Hog Trap Doors
Trapping is a good way to reduce local hog populations, but trapping is only as effective as the trapper and the traps he or she uses. Corral hog traps and box traps can both be used with success, but both trap designs require simple and functional door design. Doors can either be swinging double-doors or hinged doors that hinge at the top or the bottom. With either door design, the door must be at least 30 inches wide for hogs to pass through without tripping the door when they first enter the trap. This is important so that the maximum number of hogs can be penned before the door closes.
Double-Door Hog Trap Door Design
In a double-door design, the doors are positioned much like saloon doors where both can swing open, but meet in the middle when pulled closed by springs. When set, the doors are propped open by a stick so that hogs can simply walk into the set hog trap. Of course, the prop stick must have a wire or cord attached that runs into the main part of the trap so that hogs inside the trap will trip the line, then pull the prop stick, and shut the doors.

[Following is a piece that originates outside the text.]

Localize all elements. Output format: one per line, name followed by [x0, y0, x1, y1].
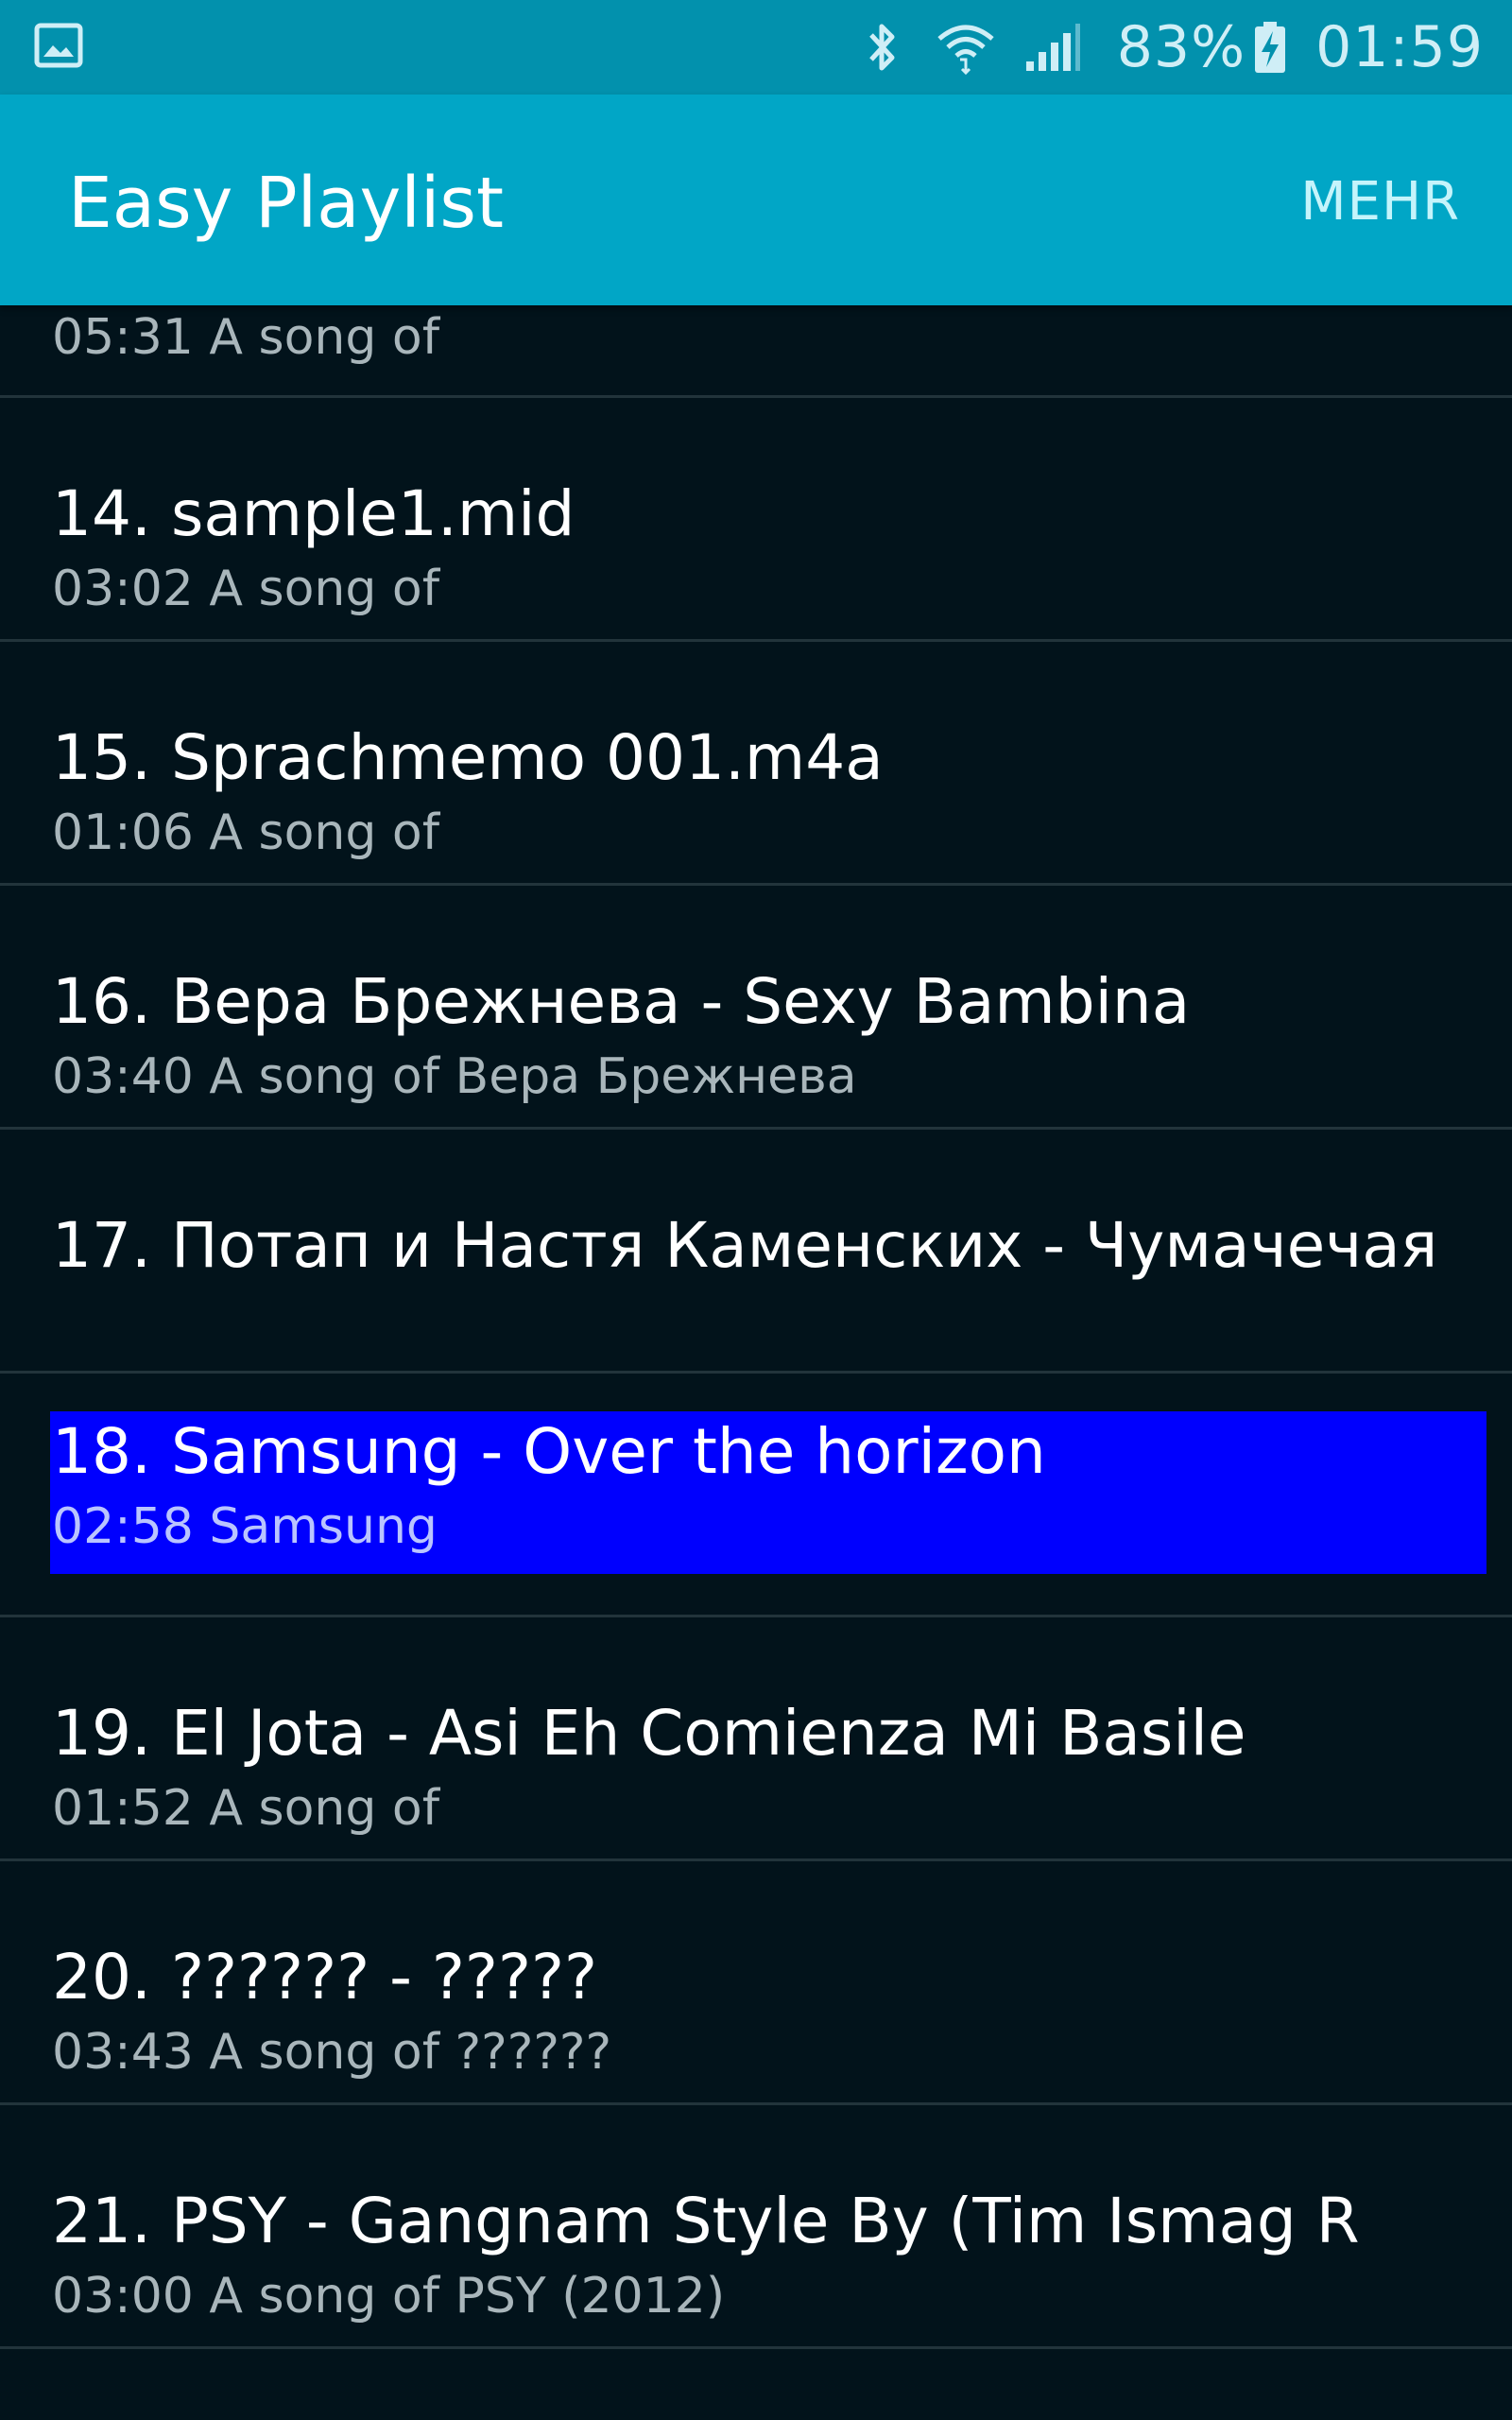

The double-door design is very effective because it allows additional hogs to enter the trap even after the doors have been tripped closed. However, it is important to brace the doors at the top and bottom so they cannot be forced open from hogs inside the trap. To set the trip wire, a wire is run from the prop stick to an area of the trap furthest from the trap door opening. Hog bait is placed in a hole and the wire is stretched over that hole at ground level. As the hogs root in the bait-filled hole, the wire is stretched and the prop is pulled out from between the gate doors. They then remain closed due to the springs on each door, but additional hogs can push in!
Single Hinged Door Design
A single hog trap door works basically the same way as the double-door, but is hinged along the top and propped open by an “L” placed into the end of a pipe that has been driven into the ground at a distance inside the trap that allows the door to be opened and propped up parallel to the ground. The trip wire is then attached to the leg of the “L” that is not placed in the end of the pipe so that when it is moved by hogs rooting at the bait hole, it no longer supports the weight of the door and gravity causes the hinged door to swing down and close.
As with the double door design, more feral hogs can push in, but the door should completely close behind them. This single door design is a very effective way to trap hogs, but the double-door design makes it easier for additional hogs to get into a corral type trap. It will take a little more time to fabricate a double-door, but you will catch many more hogs. There is no one way when it comes to hog trap design, but these are a couple of options that will give you a good start!